Este artículo es el tercer de la serie “Lecciones de un sexenio perdido”. La serie completa se encuentra disponible aquí.

En marzo de 2015, a dos años de iniciada la presidencia de Enrique Peña Nieto, el experto en derechos humanos de la ONU, Juan Méndez, observó que la tortura era “generalizada” en México. El gobierno respondió atacando a Méndez. El entonces secretario de Relaciones Exteriores, José Antonio Meade, lo calificó de “irresponsable y poco ético” por haber formulado una acusación “que no pudo justificar”. Lo sorprendente de este ataque ad hominem fue que la afirmación del experto de la ONU, aunque profundamente preocupante, no tuvo nada de extraordinaria. Muy pocos mexicanos debieron haberse sorprendido en lo más mínimo ante su observación sobre la tortura en el país.

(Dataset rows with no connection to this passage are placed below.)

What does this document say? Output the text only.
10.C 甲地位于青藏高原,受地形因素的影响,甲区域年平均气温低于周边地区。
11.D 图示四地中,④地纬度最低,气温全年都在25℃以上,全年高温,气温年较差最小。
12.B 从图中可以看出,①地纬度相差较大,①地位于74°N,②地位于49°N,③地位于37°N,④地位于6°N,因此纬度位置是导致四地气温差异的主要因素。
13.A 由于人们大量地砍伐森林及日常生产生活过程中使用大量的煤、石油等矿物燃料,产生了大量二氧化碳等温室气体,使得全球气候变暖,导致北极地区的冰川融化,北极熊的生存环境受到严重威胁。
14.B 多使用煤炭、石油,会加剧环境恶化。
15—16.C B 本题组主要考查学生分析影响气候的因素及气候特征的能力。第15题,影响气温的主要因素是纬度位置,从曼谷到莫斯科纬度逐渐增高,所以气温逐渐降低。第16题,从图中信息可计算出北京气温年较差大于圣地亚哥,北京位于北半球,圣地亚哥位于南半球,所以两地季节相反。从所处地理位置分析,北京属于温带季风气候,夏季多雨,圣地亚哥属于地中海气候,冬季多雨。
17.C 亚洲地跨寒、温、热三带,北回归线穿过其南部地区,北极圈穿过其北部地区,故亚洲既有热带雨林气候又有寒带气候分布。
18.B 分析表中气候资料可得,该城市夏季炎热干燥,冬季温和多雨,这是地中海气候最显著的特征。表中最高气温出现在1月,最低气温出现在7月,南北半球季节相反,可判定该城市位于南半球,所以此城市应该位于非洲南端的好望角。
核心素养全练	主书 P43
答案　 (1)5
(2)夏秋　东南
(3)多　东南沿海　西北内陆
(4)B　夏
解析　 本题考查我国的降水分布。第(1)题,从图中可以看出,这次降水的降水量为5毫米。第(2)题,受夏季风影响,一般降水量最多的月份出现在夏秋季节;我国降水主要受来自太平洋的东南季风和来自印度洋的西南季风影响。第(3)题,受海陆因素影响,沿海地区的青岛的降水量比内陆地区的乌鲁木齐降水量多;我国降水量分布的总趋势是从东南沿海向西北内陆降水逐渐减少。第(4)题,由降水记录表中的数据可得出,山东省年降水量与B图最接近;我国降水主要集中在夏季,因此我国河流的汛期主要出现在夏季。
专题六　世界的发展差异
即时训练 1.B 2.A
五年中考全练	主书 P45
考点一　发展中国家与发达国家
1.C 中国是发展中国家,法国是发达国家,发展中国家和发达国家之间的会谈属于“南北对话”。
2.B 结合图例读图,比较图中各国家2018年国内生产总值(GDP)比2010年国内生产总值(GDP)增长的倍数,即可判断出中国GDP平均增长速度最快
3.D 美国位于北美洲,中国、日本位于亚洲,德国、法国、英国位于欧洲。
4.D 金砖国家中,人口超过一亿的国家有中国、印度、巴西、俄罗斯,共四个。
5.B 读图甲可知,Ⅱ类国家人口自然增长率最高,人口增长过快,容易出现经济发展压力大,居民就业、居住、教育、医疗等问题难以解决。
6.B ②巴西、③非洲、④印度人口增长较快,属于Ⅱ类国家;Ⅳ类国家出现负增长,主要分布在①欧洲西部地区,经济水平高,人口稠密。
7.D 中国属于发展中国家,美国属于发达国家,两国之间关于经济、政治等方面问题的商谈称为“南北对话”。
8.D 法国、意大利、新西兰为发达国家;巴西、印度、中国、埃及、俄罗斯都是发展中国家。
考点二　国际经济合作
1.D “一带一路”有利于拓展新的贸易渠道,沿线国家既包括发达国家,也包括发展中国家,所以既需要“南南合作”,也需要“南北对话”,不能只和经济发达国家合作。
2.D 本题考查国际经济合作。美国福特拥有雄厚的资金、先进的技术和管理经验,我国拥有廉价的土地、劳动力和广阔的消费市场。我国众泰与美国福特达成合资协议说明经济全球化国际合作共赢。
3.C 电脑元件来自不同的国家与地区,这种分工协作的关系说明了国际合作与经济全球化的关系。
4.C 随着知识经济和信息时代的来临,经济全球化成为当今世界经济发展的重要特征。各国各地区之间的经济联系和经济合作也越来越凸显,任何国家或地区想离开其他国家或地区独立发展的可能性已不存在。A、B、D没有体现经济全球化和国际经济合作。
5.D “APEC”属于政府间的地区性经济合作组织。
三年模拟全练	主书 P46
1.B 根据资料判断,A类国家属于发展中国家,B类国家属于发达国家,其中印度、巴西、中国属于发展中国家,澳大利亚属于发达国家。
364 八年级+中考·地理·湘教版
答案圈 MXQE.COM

El gobierno intentó justificar su feroz ataque a Méndez alegando que su informe citaba únicamente 14 casos específicos de presuntas torturas. Es posible que si se hubieran agregado más casos concretos para complementar los datos cuantitativos y la valiosa información que incluía el informe, los hallazgos habrían sido aún más convincentes, si es que alguien todavía necesitaba algún convencimiento. Lo cierto es que, como lo sabía perfectamente el gobierno de Peña Nieto, sí había pruebas abundantes que avalaban la conclusión del experto de la ONU.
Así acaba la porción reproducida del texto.